Stronger Together, Now as Then

The second wave of co-ops came during the 1970s counterculture revolution that brought along with it the natural foods movement and a focus on social issues. Over the years, The Swarthmore Co-op has grown and changed, moved locations and expanded. What hasn’t changed is that our co-op can still offer its member-owners access to quality food that more often than not comes from within 300 miles of the store.

In today’s society, we are programmed to look out for number one. Ownership in a cooperative allows us to create, maintain, and share the ownership of community assets and common wealth. The cooperative model offers us an economic means to meet our common needs through a democratically owned business. We have all been witness to predatory business practices in which profits come at the expense of customers, employees, or the environment. Cooperatives offer an alternative, a business model in which no one benefits at the expense of another; one that builds a community rather than drains its resources.

Today, we are the only food cooperative in Delaware County. I am so proud to celebrate our co-op’s longevity within this community. Anyone can shop at the Swarthmore Co-op, and anyone can join. A mere $300 (refundable) investment allows member-owners to promote the health and vibrancy of Swarthmore and its neighboring communities, to support a thriving local food system, and to forge meaningful connections with friends and neighbors. As we were yesterday, and will be long into the future, at the Co-op, we are stronger together.

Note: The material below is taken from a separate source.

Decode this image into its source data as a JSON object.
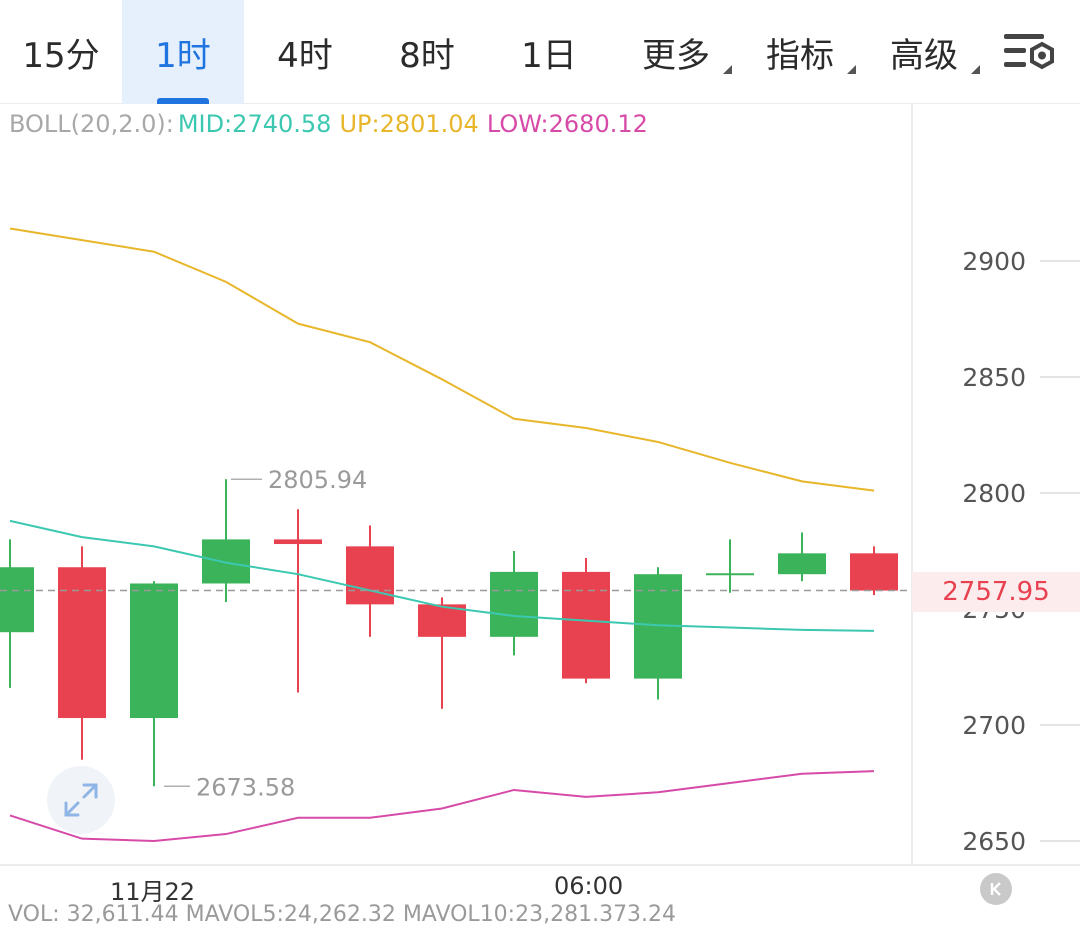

Get to know more about Co-ops

The International Co-operative Alliance is an independent organization established to represent and serve co-operatives worldwide. In 1995, the Alliance adopted the revised Statement on the Co-operative Identity which contains the values of co-operatives, and the seven co-operative principles as described below.

Our Cooperative Values

Co-operatives are based on the values of self-help, self-responsibility, democracy, equality, equity and solidarity. In the tradition of their founders, co-operative members believe in the ethical values of honesty, openness, social responsibility and caring for others.

Our Cooperative Principles

The co-operative principles are guidelines by which co-operatives put their values into practice.

1. Voluntary & Open Membership. Co-operatives are voluntary organizations, open to all persons able to use their services and willing to accept the responsibilities of membership.

2. Democratic Member Control. Co-operatives are democratic organizations controlled by their members, who actively participate in setting their policies and making decisions. All members have equal voting rights (one member, one vote).

3. Member Economic Participation. Members contribute equitably to, and democratically control, the capital of their co-operative. At least part of that capital is usually the common property of the co-operative. Members allocate surpluses for any or all of the following purposes: developing their co-operative, possibly by setting up reserves, part of which at least would be indivisible; benefiting members in proportion to their transactions with the co-operative; and supporting other activities approved by the membership.

4. Autonomy & Independence. Co-operatives are autonomous, self-help organizations controlled by their members. If they enter to agreements with other organizations, including governments, or raise capital from external sources, they do so on terms that ensure democratic control by their members and maintain their co-operative autonomy.

5. Education, Training & Information. Co-operatives provide education and training for their members, elected representatives, managers, and employees so they can contribute effectively to the development of their co-operatives. They inform the general public – particularly young people and opinion leaders – about the nature and benefits of co-operation.

6. Co-operation among Co-operatives. Co-operatives serve their members most effectively and strengthen the co-operative movement by working together through local, national, regional and international structures.

7. Concern for Community. Co-operatives work for the sustainable development of their communities through policies approved by their members.